Avec Tweet Runner, je voulais tenter de représenter l’évolution d’une relation sur twitter (entre vous et l’un de vos followers (ami)) en utilisant l’esthétique et les codes propre aux jeux vidéos. Je suis fasciné par la possibilité de pouvoir utiliser les flux d’informations tel un robinet qui va donner naissance à de la musique, des images, ou pourquoi pas à des éléments d’un niveau de jeu vidéo. Montrer l’évolution d’une relation dans le temps tient à la fois du storytelling, mais aussi à des détail insignifiants qui vont donner un ton, une ambiance. On avance ainsi dans le jeu un peu comme dans la vie (voir à ce propos, Passage, de Jason Rohrer ), en se remémorant parfois certains détails et en en occultant d’autres…
Les « infographics » habituellement utilisé pour donner un aperçu très clair sur une grande masse d’informations me semblent toujours un peu ennuyeux et beaucoup trop précis. Vouloir tout quantifier, mettre sous forme de chiffres et de graphiques, voilà des fantasmes de statisticiens retors qui me font un peu froid dans le dos et qui ne permettent pas d’évoquer des sujets purement intimes et subjectif. Si je repense à ma relation avec X. ou Y., je n’ai pas envie qu’on m’évoque une masse de chiffre idiots (« vous avez eu 23 discussions sur avec X. à propos de la météo , vous avez oublié 4 fois de répondre aux messages de Y. »). Je trouve l’idée du lifelogging vraiment flippante si elle consiste juste à calquer des chiffres, des pourcentages, et des jauges sur les différents élèments de ma vie quotidienne.
Utiliser l’esthétique des vieux jeux vidéo est un moyen commode d’humaniser cette soupe, car cela renvoi à un vécu, des souvenirs (et beaucoup de nostalgie), un imaginaire (un peu comme avec le cinéma).
Je suis également assez curieux, mais aussi critique à propos des théories et autres tentatives qui émergent actuellement dans le design d’interface / applications et qui tendent à s’inspirer des mécaniques du jeux vidéo (cf. the fun theory, the Nethernet, Ribbon Hero, ou bien encore les idées de Johnny Holland ).

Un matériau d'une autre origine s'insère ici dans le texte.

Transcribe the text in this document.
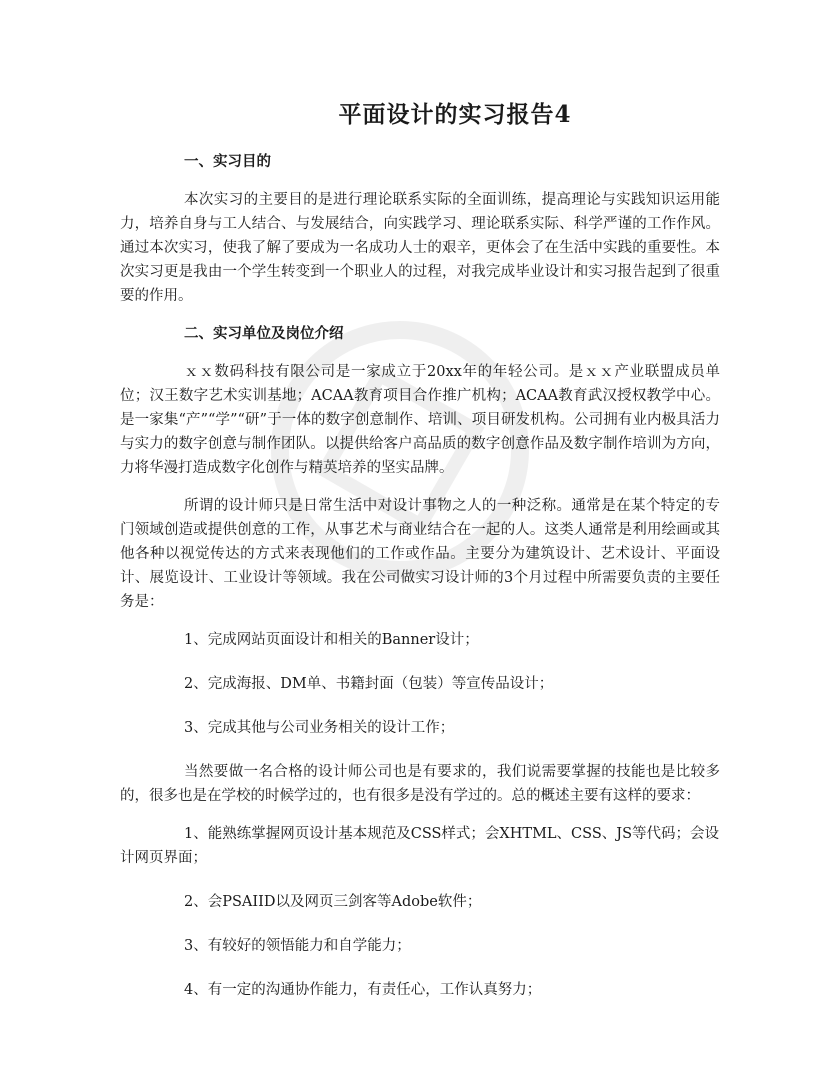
平面设计的实习报告4
一、实习目的

本次实习的主要目的是进行理论联系实际的全面训练，提高理论与实践知识运用能力，培养自身与工人结合、与发展结合，向实践学习、理论联系实际、科学严谨的工作作风。通过本次实习，使我了解了要成为一名成功人士的艰辛，更体会了在生活中实践的重要性。本次实习更是我由一个学生转变到一个职业人的过程，对我完成毕业设计和实习报告起到了很重要的作用。

二、实习单位及岗位介绍

ｘｘ数码科技有限公司是一家成立于20xx年的年轻公司。是ｘｘ产业联盟成员单位；汉王数字艺术实训基地；ACAA教育项目合作推广机构；ACAA教育武汉授权教学中心。是一家集“产”“学”“研”于一体的数字创意制作、培训、项目研发机构。公司拥有业内极具活力与实力的数字创意与制作团队。以提供给客户高品质的数字创意作品及数字制作培训为方向，力将华漫打造成数字化创作与精英培养的坚实品牌。

所谓的设计师只是日常生活中对设计事物之人的一种泛称。通常是在某个特定的专门领域创造或提供创意的工作，从事艺术与商业结合在一起的人。这类人通常是利用绘画或其他各种以视觉传达的方式来表现他们的工作或作品。主要分为建筑设计、艺术设计、平面设计、展览设计、工业设计等领域。我在公司做实习设计师的3个月过程中所需要负责的主要任务是：

1、完成网站页面设计和相关的Banner设计；

2、完成海报、DM单、书籍封面（包装）等宣传品设计；

3、完成其他与公司业务相关的设计工作；

当然要做一名合格的设计师公司也是有要求的，我们说需要掌握的技能也是比较多的，很多也是在学校的时候学过的，也有很多是没有学过的。总的概述主要有这样的要求：

1、能熟练掌握网页设计基本规范及CSS样式；会XHTML、CSS、JS等代码；会设计网页界面；

2、会PSAIID以及网页三剑客等Adobe软件；

3、有较好的领悟能力和自学能力；

4、有一定的沟通协作能力，有责任心，工作认真努力；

On parle ainsi beaucoup en ce moment de cette fameuse gamification, (ou plutôt, de nombreuses personnes reprennent ces termes à la mode sans connaître leur signification précise, cela fonctionne aussi avec la réalité augmenté, les serious games , qui sont de la chair à consultants et qui permettent de briller à peu de frais dans les diners mondain). La gamification/ ludification consiste à reprendre le système des achievements, principe introduit par microsoft sur la xbox, et aujourd’hui massivement utilisé dans de nombreux jeux. Les achievements, ce sont des objectifs à atteindre, qui allongent artificiellement la durée de vie du jeu et augmente ses possibilités d’être rejouées. L’achievement est un peu l’équivalent de la pratique du scoring /high score (compétition pour obtenir le meilleur score ) qui était courante dans les jeux d’arcades des années 80 (si le joueur rejoue plusieurs fois au même jeu, il dépensera plus de sous, pour la plus grande joie du cafetier ) et qui a aujourd’hui totalement disparue. Vouloir introduire le système d’achievment dans des applications professionnelles ou des réseaux sociaux (voir Foursquare et sa ribambelle de clones ) est une idée louable, mais raté d’avance. Car ce qui fait l’intérêt d’un jeu vidéo, ce n’est pas les récompenses que l’on obtient (score ou médailles), qui sont des gadgets annexes, mais bel et bien le plaisir de jouer et de progresser. L’achievment n’est pas une fin en soi, ni même un moyen, c’est juste un gadget ennuyeux. Enfin, je crois que ce qui fait l’essence même des jeux et leur beauté, c’est leur inutilité.
La gamification.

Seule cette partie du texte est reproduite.